Durante tutto il mese di marzo e fino ad una settimana fa, l’uomo ha iniziato una serie di comportamenti che sono diventati via via sempre più pressanti, fino ad arrivare all’aggressione fisica e alle minacce di morte, provocando così nella donna un’angoscia e una paura tale, da doversi assentare dal posto di lavoro per “ansia, crisi emotiva o stato di panico da stress”, malattia diagnostica dal medico curante.

Scoperto il luogo dove la donna lavora e abita, il 52enne ha iniziato a farsi trovare in strada e a seguirla, dapprima per invitarla a cena o per farle regali e, a seguito dei ripetuti rifiuti, per minacciarla ed insultarla. Neanche la denuncia per atti persecutori ai Carabinieri ha sortito l’effetto di farlo desistere dai suoi comportamenti.

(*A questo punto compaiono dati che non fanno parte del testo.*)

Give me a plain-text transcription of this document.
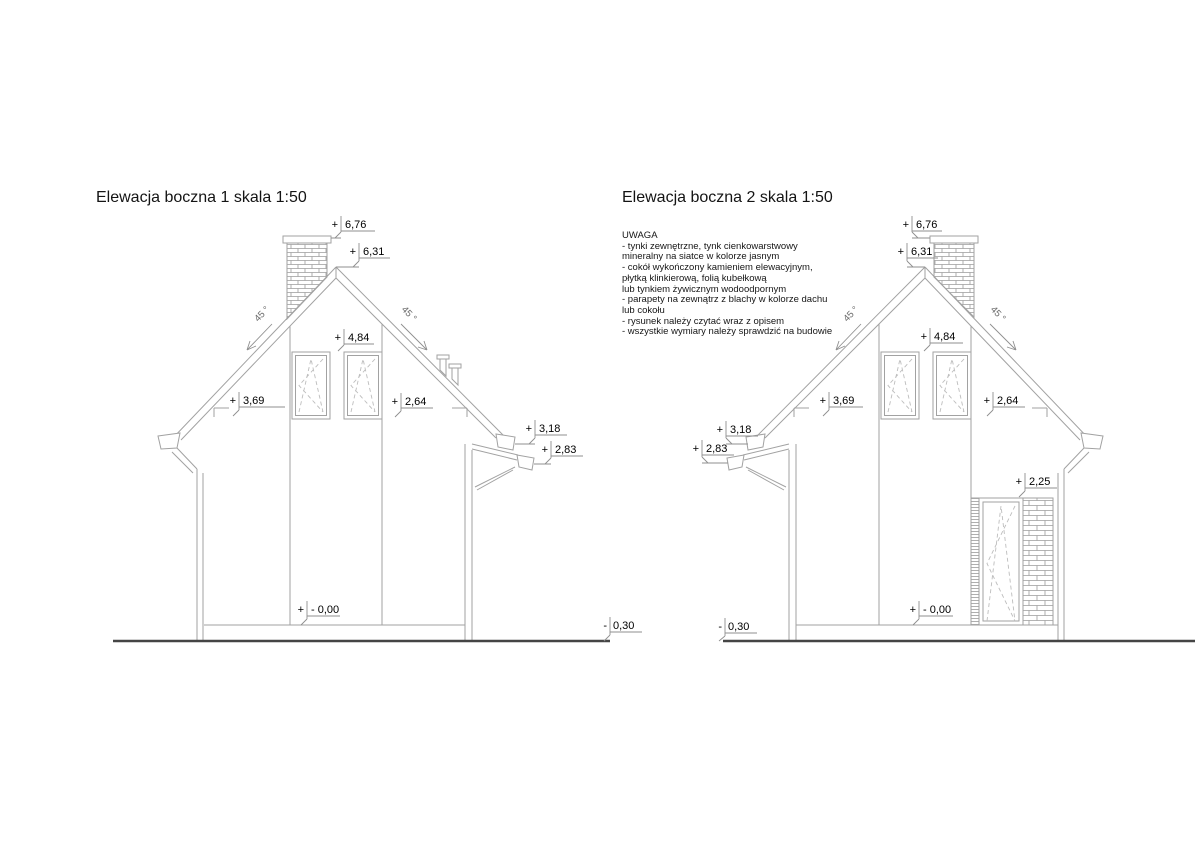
Elewacja boczna 1 skala 1:50	Elewacja boczna 2 skala 1:50
UWAGA
- tynki zewnętrzne, tynk cienkowarstwowy
mineralny na siatce w kolorze jasnym
- cokół wykończony kamieniem elewacyjnym,
płytką klinkierową, folią kubełkową
lub tynkiem żywicznym wodoodpornym
- parapety na zewnątrz z blachy w kolorze dachu
lub cokołu
- rysunek należy czytać wraz z opisem
- wszystkie wymiary należy sprawdzić na budowie
45 °	45 °
+ 6,76
+ 6,31
+ 4,84
+ 3,69	+ 2,64
+ 3,18
+ 2,83
+ - 0,00
- 0,30
45 °	45 °
+ 6,76
+ 6,31
+ 4,84
+ 3,69	+ 2,64
+ 3,18
+ 2,83
+ 2,25
+ - 0,00
- 0,30
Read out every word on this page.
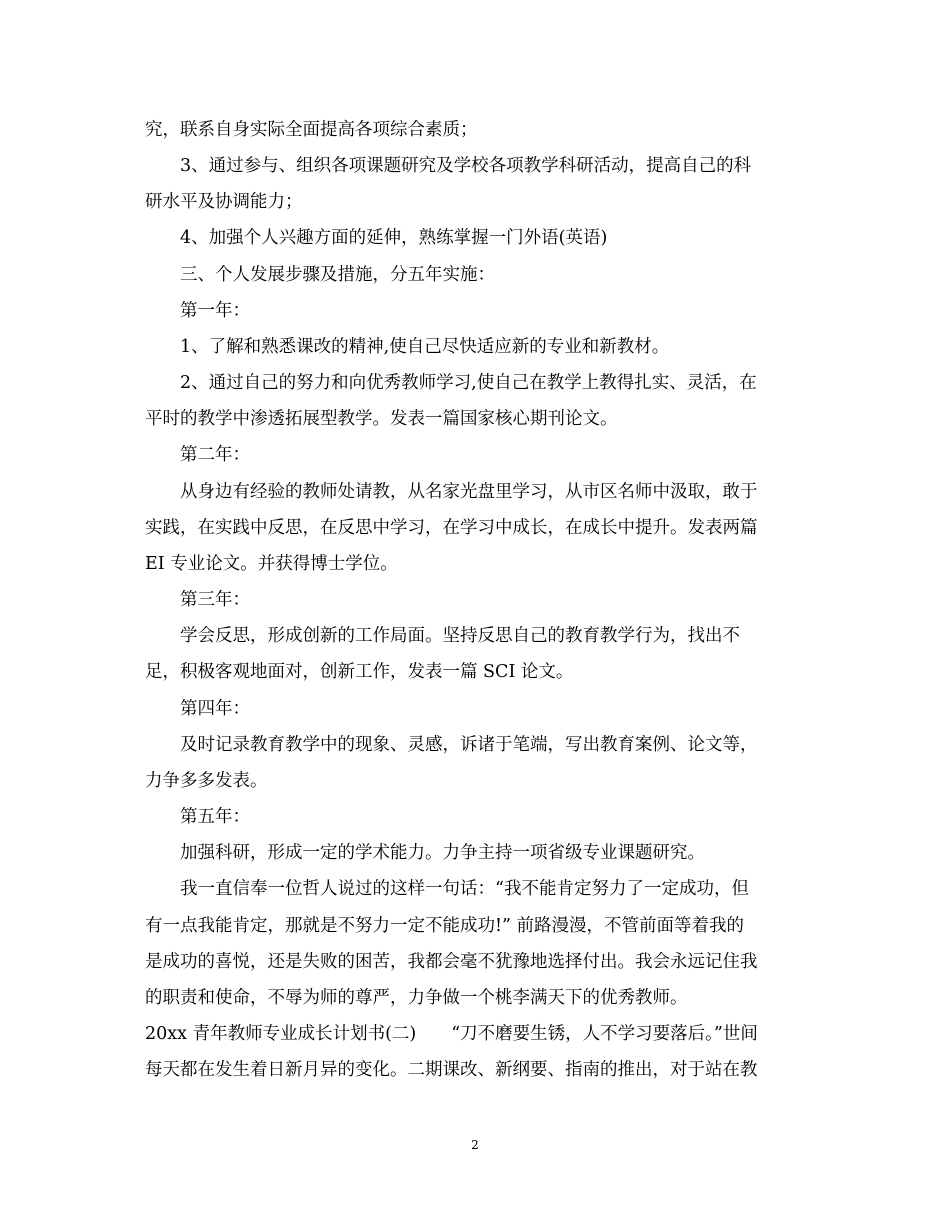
究，联系自身实际全面提高各项综合素质；
3、通过参与、组织各项课题研究及学校各项教学科研活动，提高自己的科
研水平及协调能力；
4、加强个人兴趣方面的延伸，熟练掌握一门外语(英语)
三、个人发展步骤及措施，分五年实施：
第一年：
1、了解和熟悉课改的精神,使自己尽快适应新的专业和新教材。
2、通过自己的努力和向优秀教师学习,使自己在教学上教得扎实、灵活，在
平时的教学中渗透拓展型教学。发表一篇国家核心期刊论文。
第二年：
从身边有经验的教师处请教，从名家光盘里学习，从市区名师中汲取，敢于
实践，在实践中反思，在反思中学习，在学习中成长，在成长中提升。发表两篇
EI 专业论文。并获得博士学位。
第三年：
学会反思，形成创新的工作局面。坚持反思自己的教育教学行为，找出不
足，积极客观地面对，创新工作，发表一篇 SCI 论文。
第四年：
及时记录教育教学中的现象、灵感，诉诸于笔端，写出教育案例、论文等，
力争多多发表。
第五年：
加强科研，形成一定的学术能力。力争主持一项省级专业课题研究。
我一直信奉一位哲人说过的这样一句话：“我不能肯定努力了一定成功，但
有一点我能肯定，那就是不努力一定不能成功!” 前路漫漫，不管前面等着我的
是成功的喜悦，还是失败的困苦，我都会毫不犹豫地选择付出。我会永远记住我
的职责和使命，不辱为师的尊严，力争做一个桃李满天下的优秀教师。
20xx 青年教师专业成长计划书(二)　　“刀不磨要生锈，人不学习要落后。”世间
每天都在发生着日新月异的变化。二期课改、新纲要、指南的推出，对于站在教
2
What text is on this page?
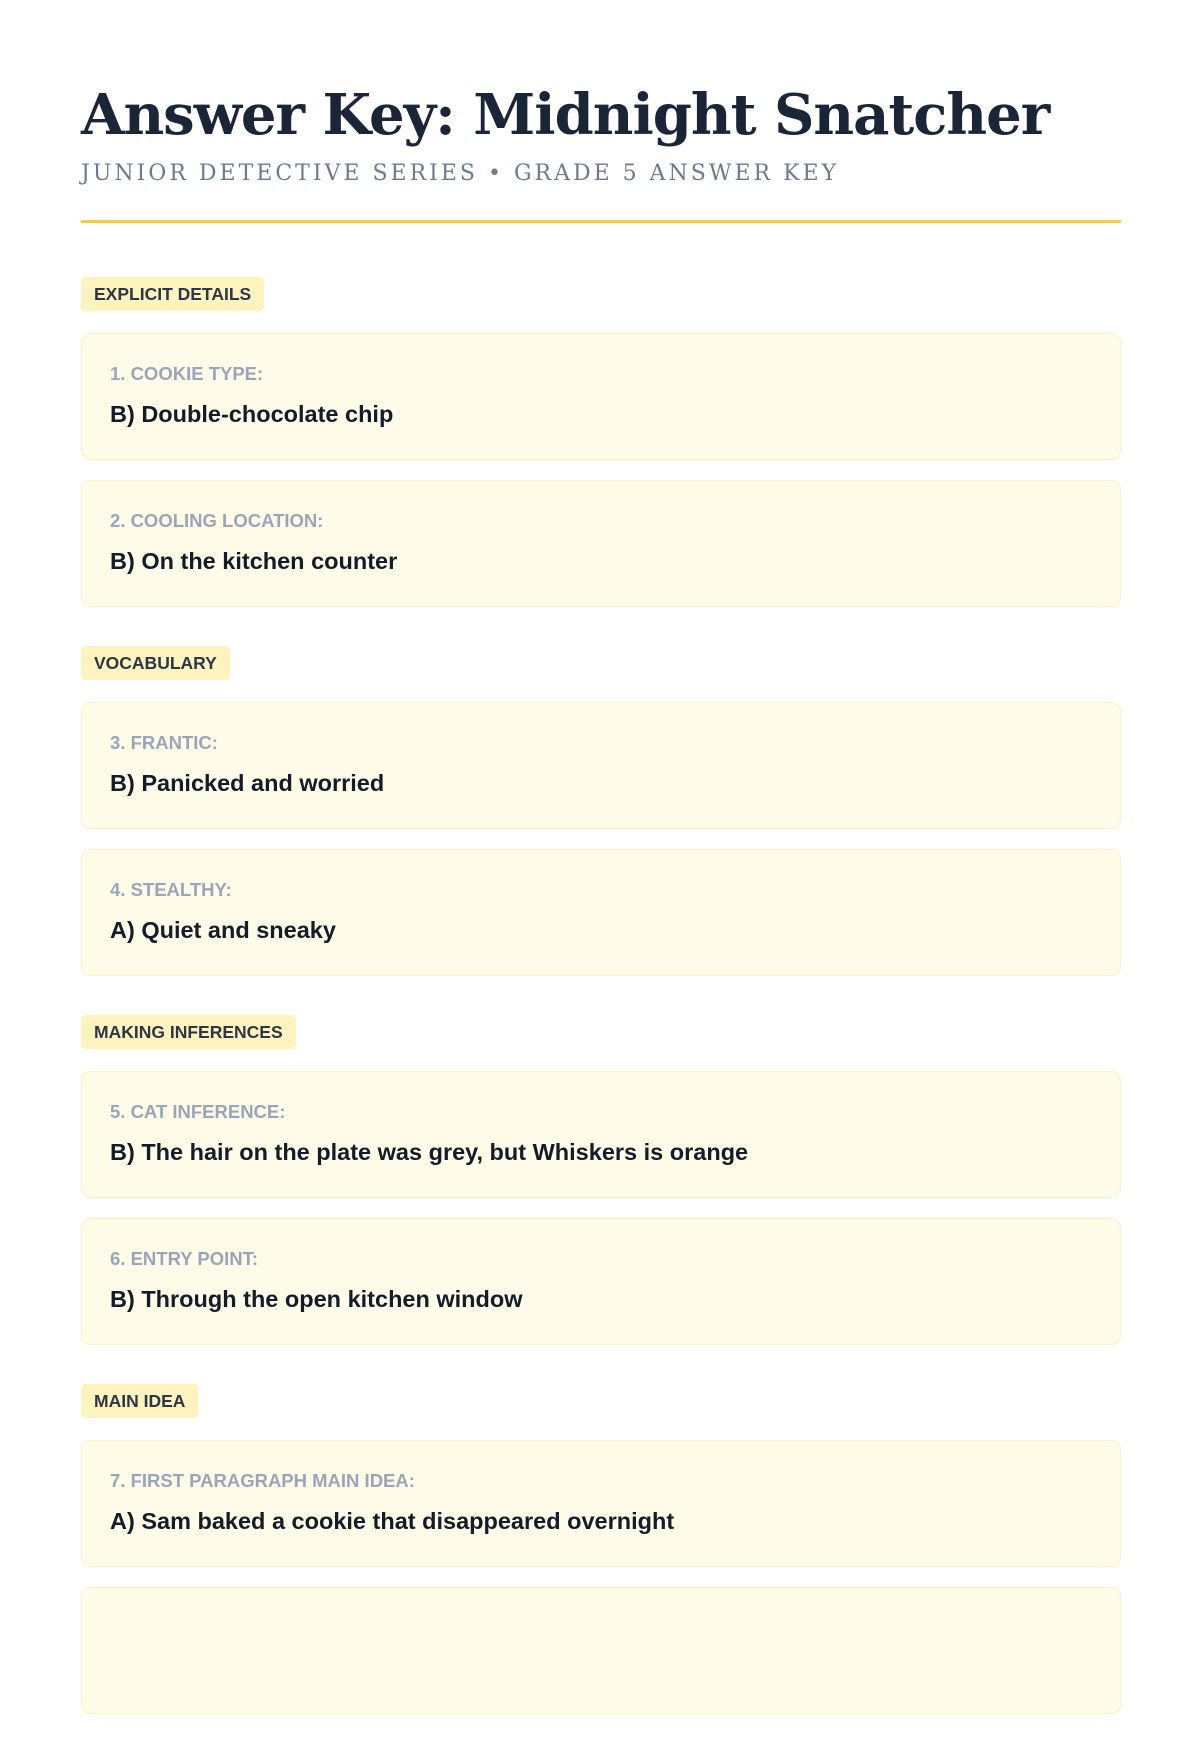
Answer Key: Midnight Snatcher
JUNIOR DETECTIVE SERIES • GRADE 5 ANSWER KEY
EXPLICIT DETAILS
1. COOKIE TYPE:
B) Double-chocolate chip
2. COOLING LOCATION:
B) On the kitchen counter
VOCABULARY
3. FRANTIC:
B) Panicked and worried
4. STEALTHY:
A) Quiet and sneaky
MAKING INFERENCES
5. CAT INFERENCE:
B) The hair on the plate was grey, but Whiskers is orange
6. ENTRY POINT:
B) Through the open kitchen window
MAIN IDEA
7. FIRST PARAGRAPH MAIN IDEA:
A) Sam baked a cookie that disappeared overnight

Verso la fine del mese di marzo, infatti, dopo la restituzione di un peluche non ha accettato come regalo, lo stalker l’ha aggredita fisicamente e solo la presenza di alcuni passanti ha evitato che l’episodio avesse conseguenze peggiori.

Nei giorni successivi, la sua presenza si è fatta ancora più ossessiva fino a sfociare in episodi di minacce di morte. La 41enne, che oramai aveva smesso di andare al lavoro nel timore di uscire di casa e di incontrarlo, ha  così avvisato anche i suoi vicini di casa di quanto le stava capitando. E, qualche giorno fa, è stato proprio uno di loro a telefonarle mentre si trovava in casa, avvisandola che, nel cortile del loro palazzo, c’era il suo persecutore che tentava di entrare all'interno dello stabile.

La donna ha subito chiamato il 113, chiedendo la protezione della Volante. Gli agenti del Commissariato Carmine sono intervenuti ed hanno fermato l’uomo che, anche in loro presenza, ha continuato a urlare minacce di morte. Perquisito, è stato trovato in possesso di due cacciaviti di grosse dimensioni (25 cm e 28 cm), nascosti all’interno del giubbino.

L’uomo è stato così tratto in arresto per atti persecutori e possesso ingiustificato di armi o oggetti atti ad offendere. Il fermo è stato convalidato dal giudice, che ha disposto la detenzione in carcere in attesa del processo.